O menino Mizwid Nassif, que deixou de andar há mais de um ano.  (Foto: Dubes Sônego e Yan Boechat)

MULHERES VENDIDAS
A poligamia e a submissão feminina, tão comuns em países árabes, causam outros problemas nos campos de refugiados. Sozinhas e sem dinheiro para sustentar os filhos, mulheres e meninas têm sido vendidas por familiares para homens de todo o
Oriente Médio à procura de “noivas” jovens. Algumas têm menos de 12 anos. Em campos de refugiados sírios, seja no Líbano ou em países como a Turquia e a Jordânia, sabe-se que mulheres chegam a se prostituir por US$ 7 – a situação delas é tão vulnerável que a ONU mantém centros de apoio psicológico para mulheres. São problemas que só quem tem mais dinheiro ou parentes em países distantes pode contornar.

Yasmin, ela própria uma filha da guerra civil libanesa, nunca teve de passar por situação semelhante. O pai conheceu a mãe em uma visita que fez a parentes no Líbano. Casaram-se e se mudaram para o Brasil, onde Yasmin nasceu, no fim da década de 1980. Sobre o futuro, assim como muitos dos refugiados e dos próprios libaneses, Yasmin tem poucas certezas. O que gostaria mesmo de fazer, conta ela, que já começa a traçar planos com a ONG, é voltar a misturar jovens de diferentes religiões nas aulas do programa de formação de lideranças que mantinha originalmente com a LAY. “Esperamos fazer isso assim que possível”, diz. Um sopro de bom senso pacificador, talvez herança de uma origem multicultural bem brasileira.

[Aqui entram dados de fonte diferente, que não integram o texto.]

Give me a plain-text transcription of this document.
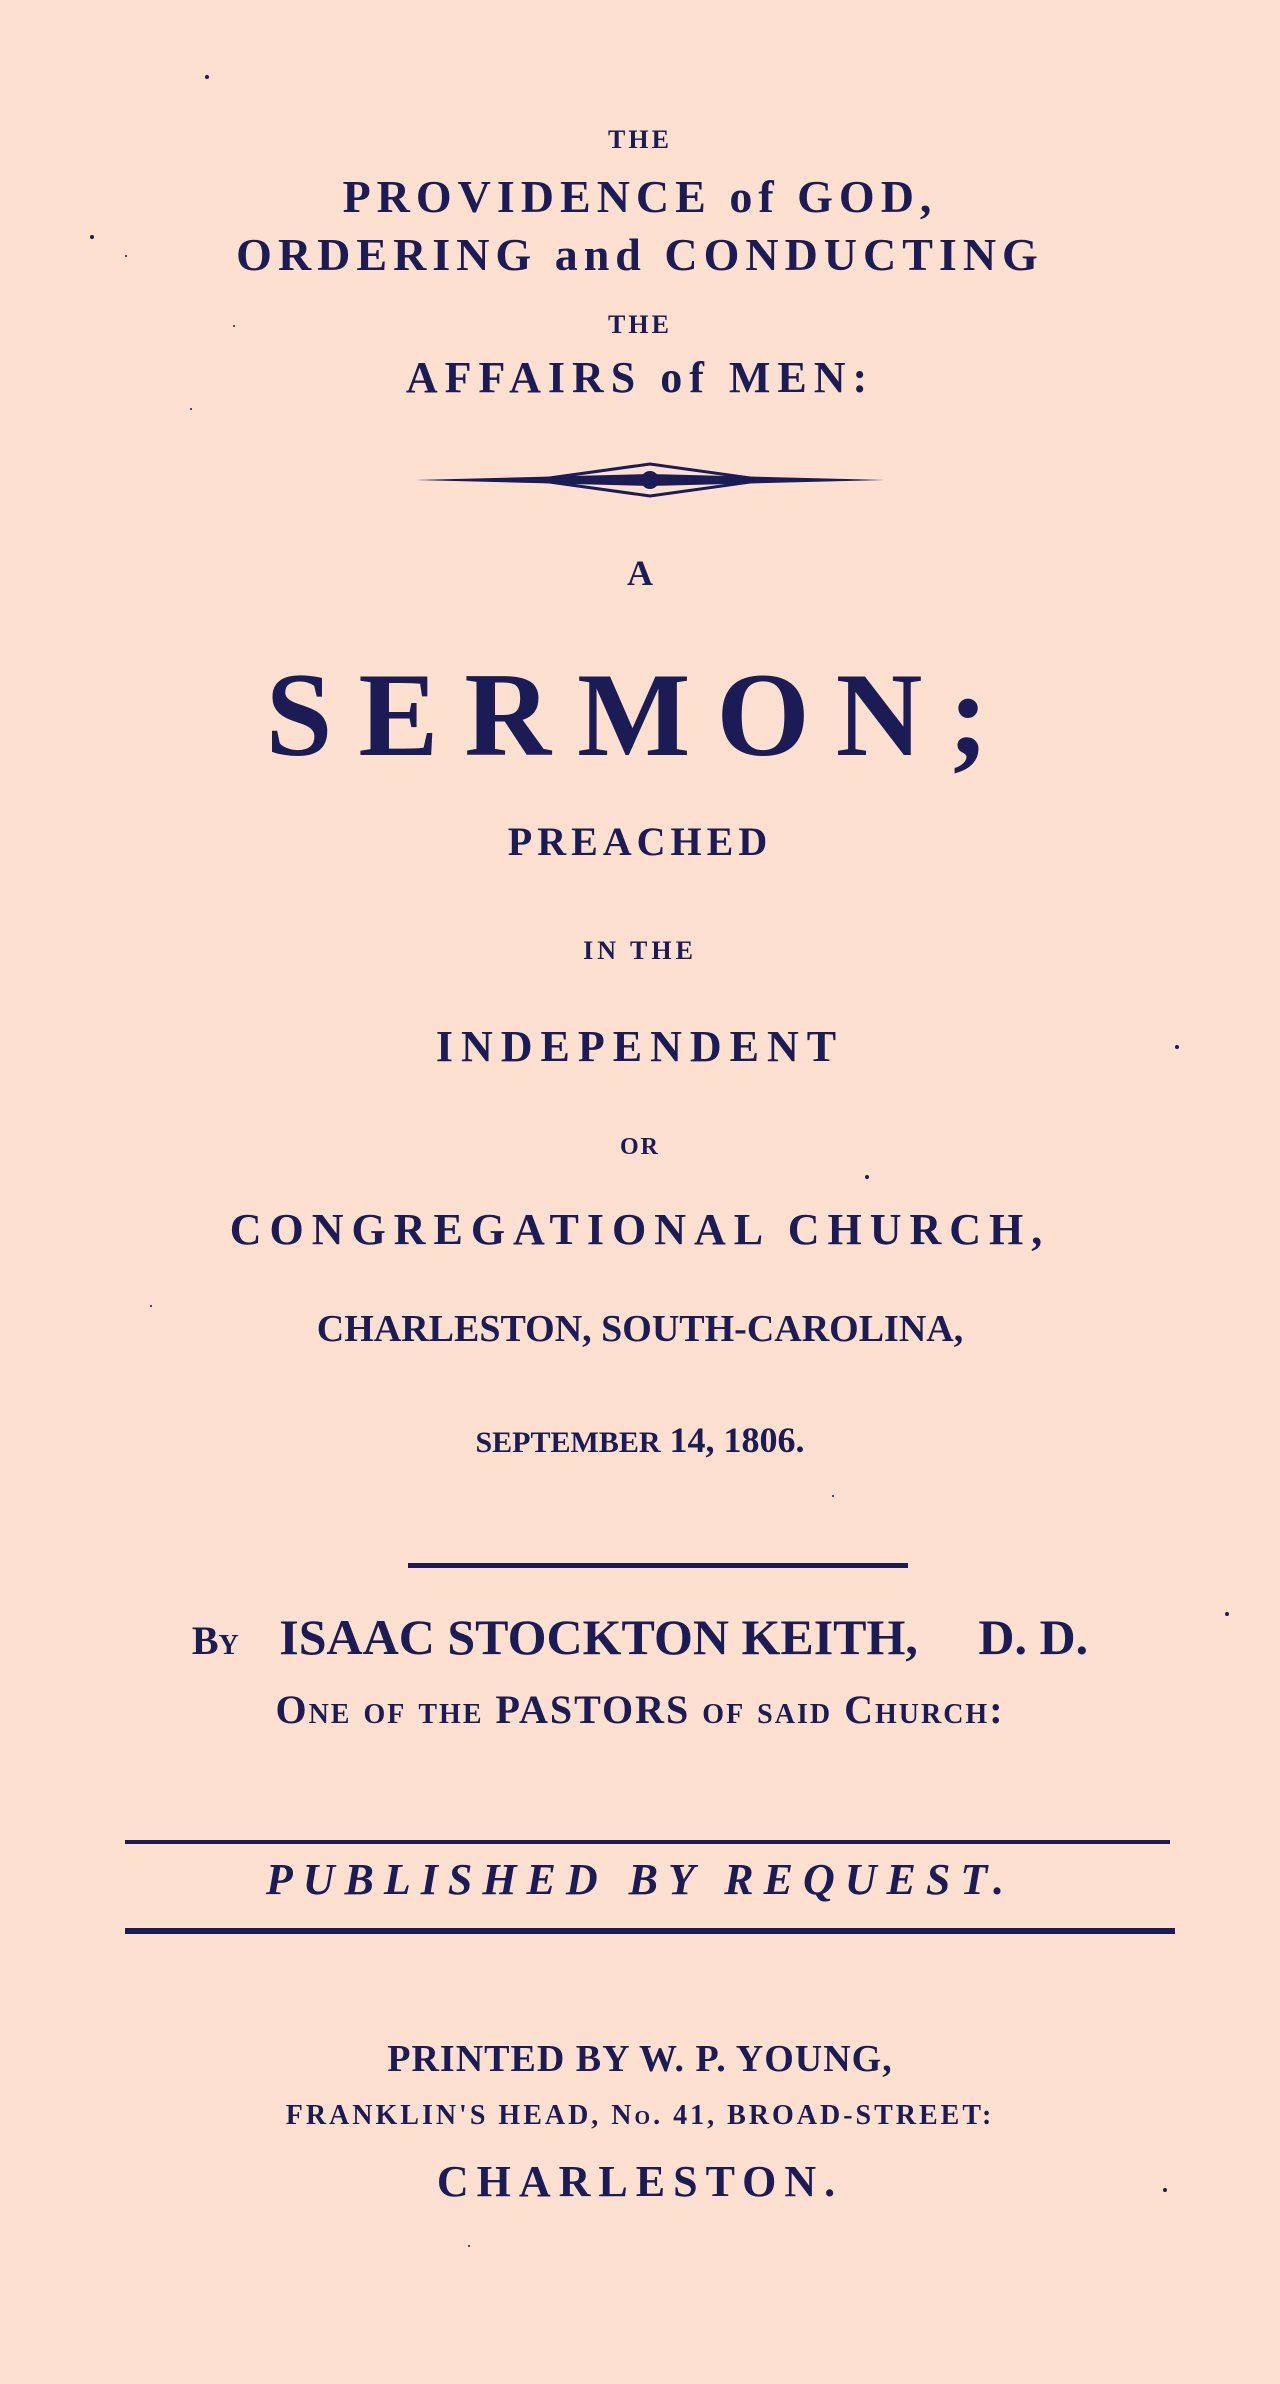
THE
PROVIDENCE of GOD,
ORDERING and CONDUCTING
THE
AFFAIRS of MEN:
A
SERMON;
PREACHED
IN THE
INDEPENDENT
OR
CONGREGATIONAL CHURCH,
CHARLESTON, SOUTH-CAROLINA,
SEPTEMBER 14, 1806.
By ISAAC STOCKTON KEITH, D. D.
One of the PASTORS of said Church:
PUBLISHED BY REQUEST.
PRINTED BY W. P. YOUNG,
FRANKLIN'S HEAD, No. 41, BROAD-STREET:
CHARLESTON.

Antes da guerra, Mizwid vivia com o pai, Khaled, numa casa de seis quartos (Foto: Dubes Sônego e Yan Boechat)

PRINCIPAL ROTA DE FUGA
O Líbano ainda lida com o fluxo de refugiados palestinos que foram para lá após a criação do Estado de Israel, em 1948. Para ter ideia da dificuldade do país em absorver essa nova população, até hoje, mais de 60 anos depois, várias atividades profissionais ainda não podem ser exercidas por eles – existe até uma lista com mais de 70 profissões que só podem ser executadas por palestinos dentro dos limites dos campos da ONU. A eles é permitido frequentar o sistema de ensino local, mas não oferecer seus serviços a qualquer cidadão. O Líbano sabe que aceitá-los plenamente pode abalar o frágil equilíbrio de forças entre cristãos e muçulmanos xiitas e sunitas, que vivem em paz no país desde os anos 90.

As guerras civis, que duraram de 1975 a 1990, enfraqueceram tanto a situação política libanesa que se abriu espaço para Síria e Israel ocuparem o país. Foi quando surgiram grupos paramilitares de resistência à ocupação, como o Hezbollah, que agora apoia as forças do ditador sírio Bashar Al Assad. Com uma parcela significativa dos refugiados favoráveis ao Exército Livre da Síria (ELS), que se opõe ao Hezbollah, muitos libaneses temem a possibilidade de serem dragados para um novo conflito.

A síria Turkia Al Abudde vive com o marido e cinco filhos em uma barraca construída com lona plástica (Foto: Dubes Sônego e Yan Boechat)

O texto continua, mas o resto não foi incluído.